“The officer bragged to his fellow officer friends that he had ‘bagged’ me. I got called up to a major’s office, and he charged me with fraternization and adultery.”
— An active-duty Marine, speaking of her rape, in “The Invisible War”
If there is a defining theme in all of the testimony in “The Invisible War,” the searing documentary film released thisweek about military sexual assault, it’s betrayal. An estimated 19,000 rapes and sexual assaults took place in the military last year. Every one of them represents a monstrous crime made much worse by the sense of betrayal that accompanied it. That so few victims — just one in seven — report these crimes underscores the utter lack of trust that pervades military culture.
This should be deeply alarming to the armed services, which have professed a “zero-tolerance” policy for years — but have little to show for it.

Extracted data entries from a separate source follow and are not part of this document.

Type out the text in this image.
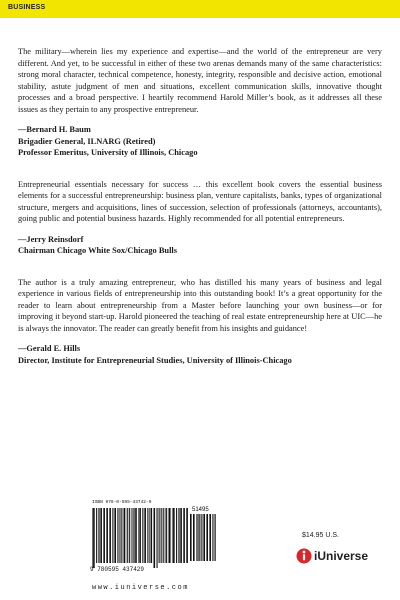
BUSINESS

The military—wherein lies my experience and expertise—and the world of the entrepreneur are very different. And yet, to be successful in either of these two arenas demands many of the same characteristics: strong moral character, technical competence, honesty, integrity, responsible and decisive action, emotional stability, astute judgment of men and situations, excellent communication skills, innovative thought processes and a broad perspective. I heartily recommend Harold Miller’s book, as it addresses all these issues as they pertain to any prospective entrepreneur.

—Bernard H. Baum
Brigadier General, ILNARG (Retired)
Professor Emeritus, University of Illinois, Chicago

Entrepreneurial essentials necessary for success … this excellent book covers the essential business elements for a successful entrepreneurship: business plan, venture capitalists, banks, types of organizational structure, mergers and acquisitions, lines of succession, selection of professionals (attorneys, accountants), going public and potential business hazards. Highly recommended for all potential entrepreneurs.

—Jerry Reinsdorf
Chairman Chicago White Sox/Chicago Bulls

The author is a truly amazing entrepreneur, who has distilled his many years of business and legal experience in various fields of entrepreneurship into this outstanding book! It’s a great opportunity for the reader to learn about entrepreneurship from a Master before launching your own business—or for improving it beyond start-up. Harold pioneered the teaching of real estate entrepreneurship here at UIC—he is always the innovator. The reader can greatly benefit from his insights and guidance!

—Gerald E. Hills
Director, Institute for Entrepreneurial Studies, University of Illinois-Chicago
ISBN 978-0-595-43742-9
51495
9 780595 437429
www.iuniverse.com
$14.95 U.S.
iUniverse
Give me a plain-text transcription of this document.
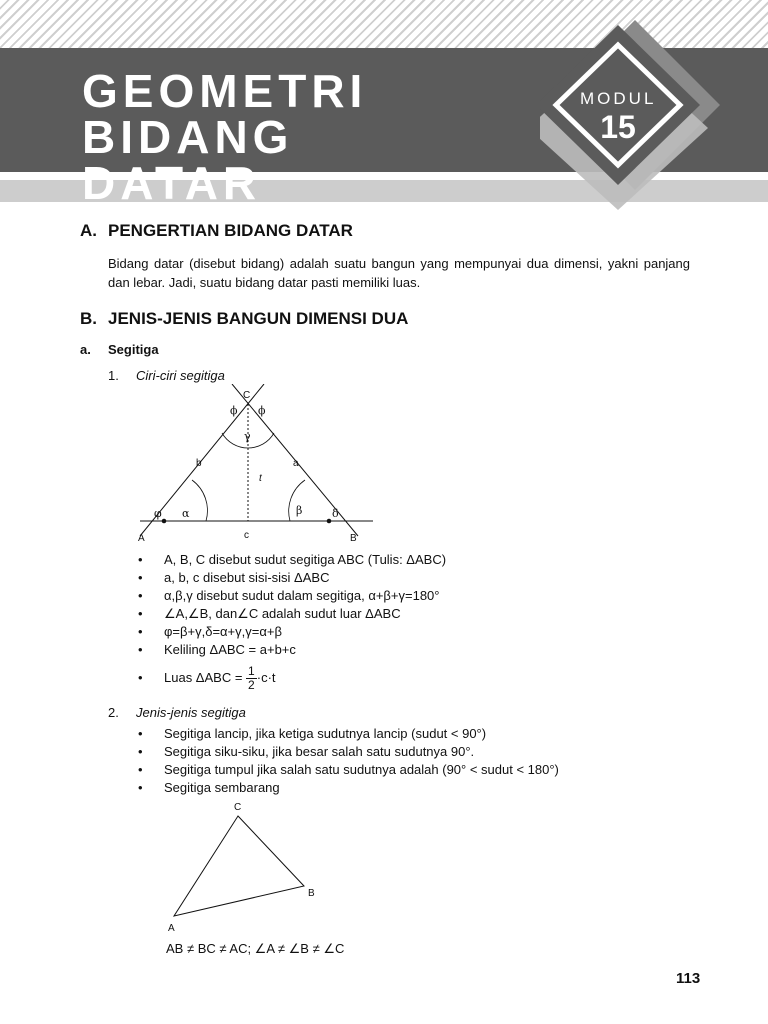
GEOMETRI BIDANG
DATAR
MODUL
15
A. PENGERTIAN BIDANG DATAR
Bidang datar (disebut bidang) adalah suatu bangun yang mempunyai dua dimensi, yakni panjang dan lebar. Jadi, suatu bidang datar pasti memiliki luas.
B. JENIS-JENIS BANGUN DIMENSI DUA
a. Segitiga
1. Ciri-ciri segitiga
C
ϕ ϕ
γ
b	a
t
φ α	β	δ
A	c	B
• A, B, C disebut sudut segitiga ABC (Tulis: ΔABC)
• a, b, c disebut sisi-sisi ΔABC
• α,β,γ disebut sudut dalam segitiga, α+β+γ=180°
• ∠A,∠B, dan∠C adalah sudut luar ΔABC
• φ=β+γ,δ=α+γ,γ=α+β
• Keliling ΔABC = a+b+c
• Luas $\Delta ABC = \frac{1}{2} \cdot c\cdot t$
2. Jenis-jenis segitiga
• Segitiga lancip, jika ketiga sudutnya lancip (sudut < 90°)
• Segitiga siku-siku, jika besar salah satu sudutnya 90°.
• Segitiga tumpul jika salah satu sudutnya adalah (90° < sudut < 180°)
• Segitiga sembarang
C
B
A
AB ≠ BC ≠ AC; ∠A ≠ ∠B ≠ ∠C
113
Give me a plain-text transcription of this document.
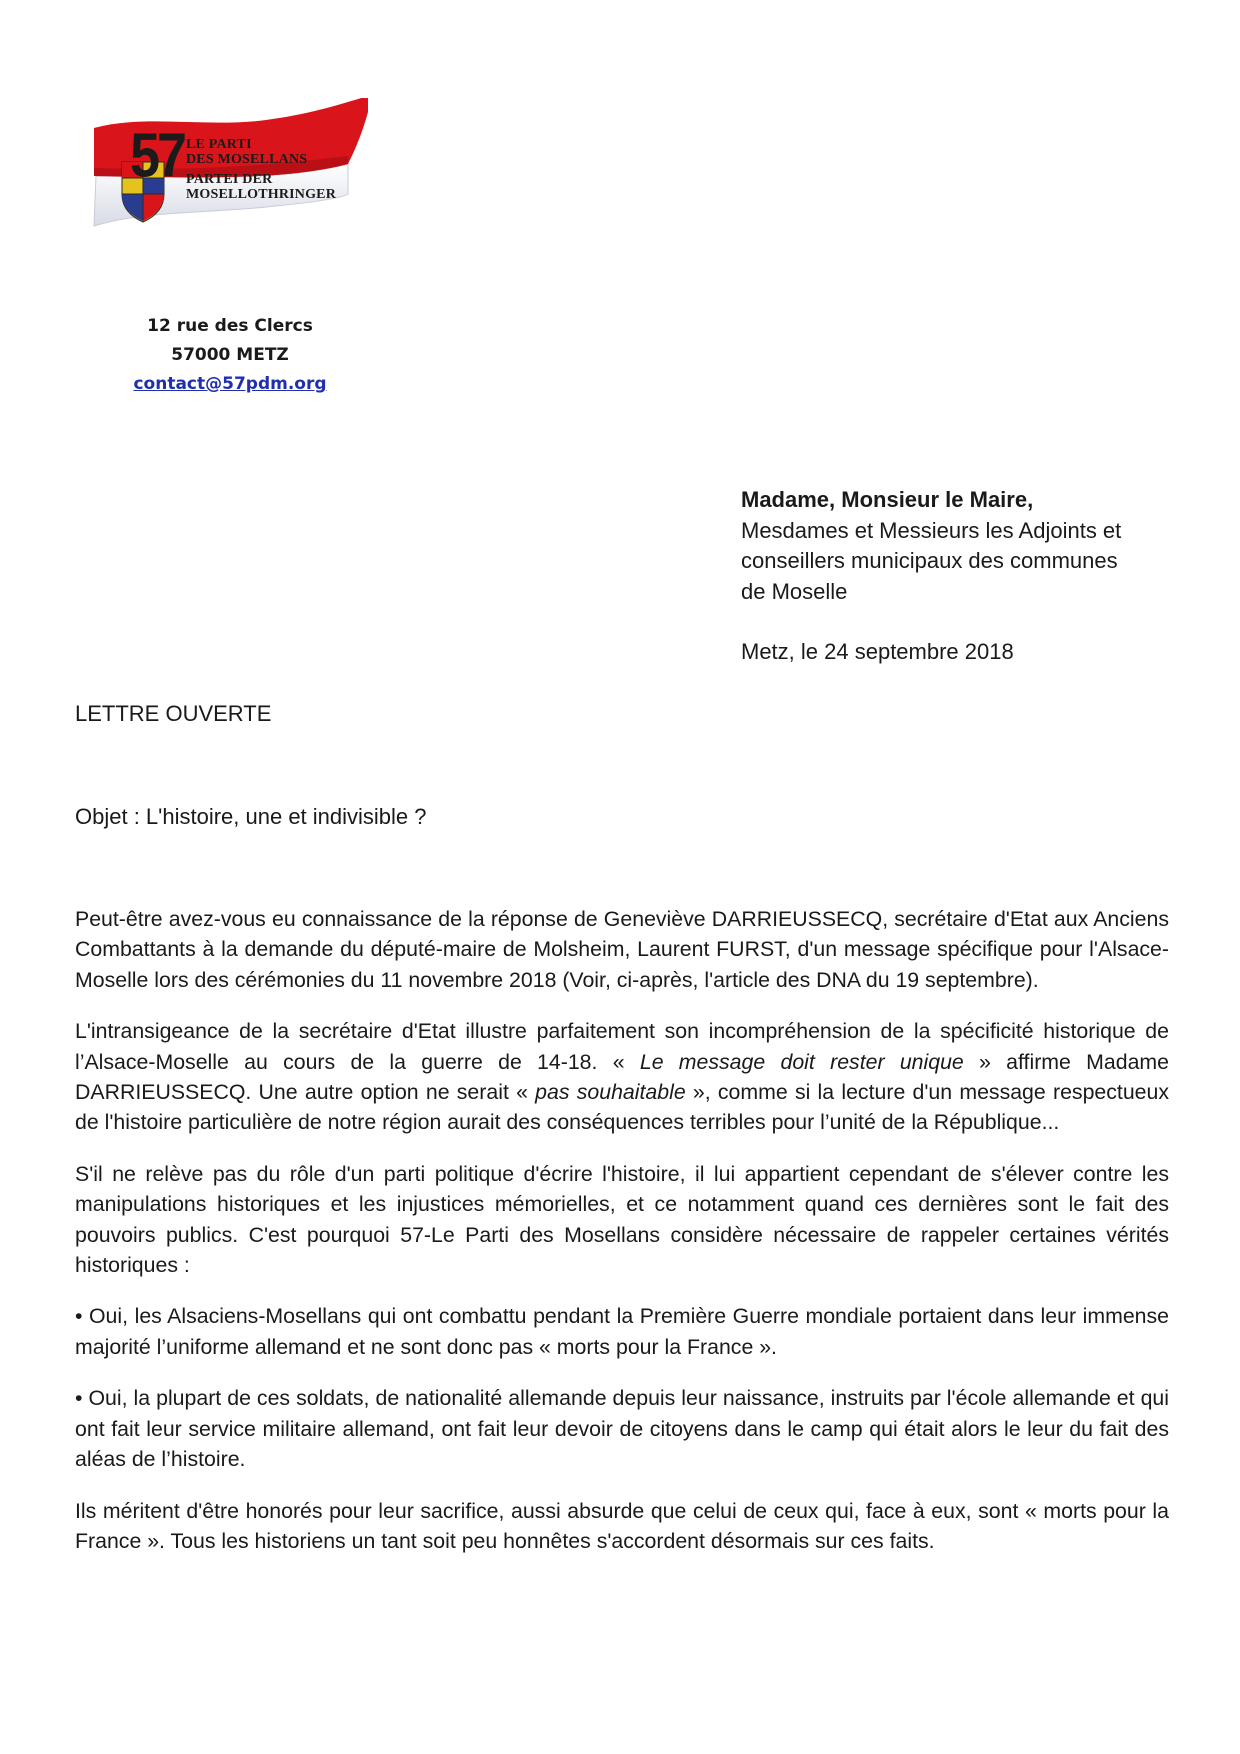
57 LE PARTI
DES MOSELLANS
PARTEI DER
MOSELLOTHRINGER
12 rue des Clercs
57000 METZ
contact@57pdm.org
Madame, Monsieur le Maire,
Mesdames et Messieurs les Adjoints et
conseillers municipaux des communes
de Moselle
Metz, le 24 septembre 2018
LETTRE OUVERTE
Objet : L'histoire, une et indivisible ?

Peut-être avez-vous eu connaissance de la réponse de Geneviève DARRIEUSSECQ, secrétaire d'Etat aux Anciens Combattants à la demande du député-maire de Molsheim, Laurent FURST, d'un message spécifique pour l'Alsace-Moselle lors des cérémonies du 11 novembre 2018 (Voir, ci-après, l'article des DNA du 19 septembre).

L'intransigeance de la secrétaire d'Etat illustre parfaitement son incompréhension de la spécificité historique de l’Alsace-Moselle au cours de la guerre de 14-18. « Le message doit rester unique » affirme Madame DARRIEUSSECQ. Une autre option ne serait « pas souhaitable », comme si la lecture d'un message respectueux de l'histoire particulière de notre région aurait des conséquences terribles pour l’unité de la République...

S'il ne relève pas du rôle d'un parti politique d'écrire l'histoire, il lui appartient cependant de s'élever contre les manipulations historiques et les injustices mémorielles, et ce notamment quand ces dernières sont le fait des pouvoirs publics. C'est pourquoi 57-Le Parti des Mosellans considère nécessaire de rappeler certaines vérités historiques :

• Oui, les Alsaciens-Mosellans qui ont combattu pendant la Première Guerre mondiale portaient dans leur immense majorité l’uniforme allemand et ne sont donc pas « morts pour la France ».

• Oui, la plupart de ces soldats, de nationalité allemande depuis leur naissance, instruits par l'école allemande et qui ont fait leur service militaire allemand, ont fait leur devoir de citoyens dans le camp qui était alors le leur du fait des aléas de l’histoire.

Ils méritent d'être honorés pour leur sacrifice, aussi absurde que celui de ceux qui, face à eux, sont « morts pour la France ». Tous les historiens un tant soit peu honnêtes s'accordent désormais sur ces faits.
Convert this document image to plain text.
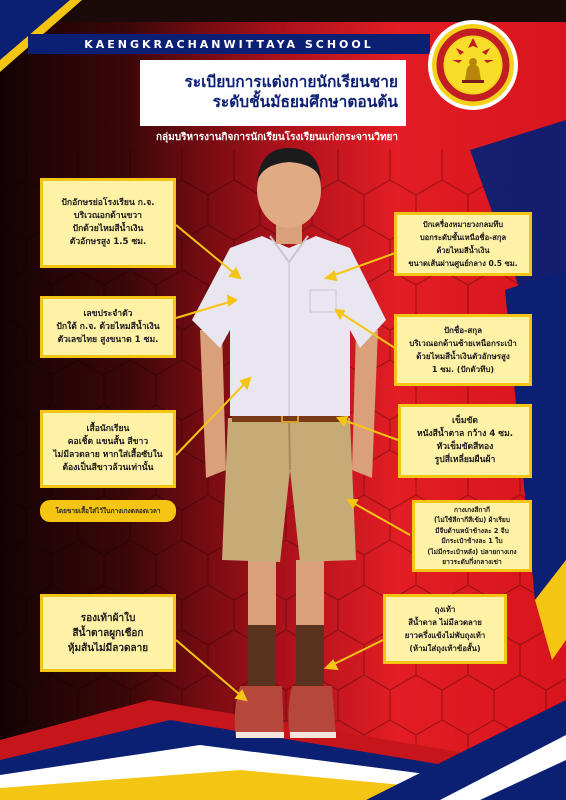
KAENGKRACHANWITTAYA SCHOOL
ระเบียบการแต่งกายนักเรียนชาย
ระดับชั้นมัธยมศึกษาตอนต้น
กลุ่มบริหารงานกิจการนักเรียนโรงเรียนแก่งกระจานวิทยา
ปักอักษรย่อโรงเรียน ก.จ.
บริเวณอกด้านขวา
ปักด้วยไหมสีน้ำเงิน
ตัวอักษรสูง 1.5 ซม.
เลขประจำตัว
ปักใต้ ก.จ. ด้วยไหมสีน้ำเงิน
ตัวเลขไทย สูงขนาด 1 ซม.
เสื้อนักเรียน
คอเชิ้ต แขนสั้น สีขาว
ไม่มีลวดลาย หากใส่เสื้อซับใน
ต้องเป็นสีขาวล้วนเท่านั้น
โดยขายเสื้อใส่ไว้ในกางเกงตลอดเวลา
รองเท้าผ้าใบ
สีน้ำตาลผูกเชือก
หุ้มส้นไม่มีลวดลาย
ปักเครื่องหมายวงกลมทึบ
บอกระดับชั้นเหนือชื่อ-สกุล
ด้วยไหมสีน้ำเงิน
ขนาดเส้นผ่านศูนย์กลาง 0.5 ซม.
ปักชื่อ-สกุล
บริเวณอกด้านซ้ายเหนือกระเป๋า
ด้วยไหมสีน้ำเงินตัวอักษรสูง
1 ซม. (ปักตัวทึบ)
เข็มขัด
หนังสีน้ำตาล กว้าง 4 ซม.
หัวเข็มขัดสีทอง
รูปสี่เหลี่ยมผืนผ้า
กางเกงสีกากี
(ไม่ใช้สีกากีสีเข้ม) ผ้าเรียบ
มีจีบด้านหน้าข้างละ 2 จีบ
มีกระเป๋าข้างละ 1 ใบ
(ไม่มีกระเป๋าหลัง) ปลายกางเกง
ยาวระดับกึ่งกลางเข่า
ถุงเท้า
สีน้ำตาล ไม่มีลวดลาย
ยาวครึ่งแข้งไม่พับถุงเท้า
(ห้ามใส่ถุงเท้าข้อสั้น)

Trust is critical to any team endeavor, but in the military it can be the difference between life and death. The idea of “having someone’s back” is borrowed from the warrior’s real-life lexicon. Without trust, nothing works in the military. And because it is experience that forms trust, if a soldier’s experience tells her that she will not receive support and justice if she is attacked from within her ranks, she ceases to be an effective team member and suffers overwhelming personal consequences. You have lost that soldier forever. Multiply her by 19,000, and the impact on overall readiness is profound.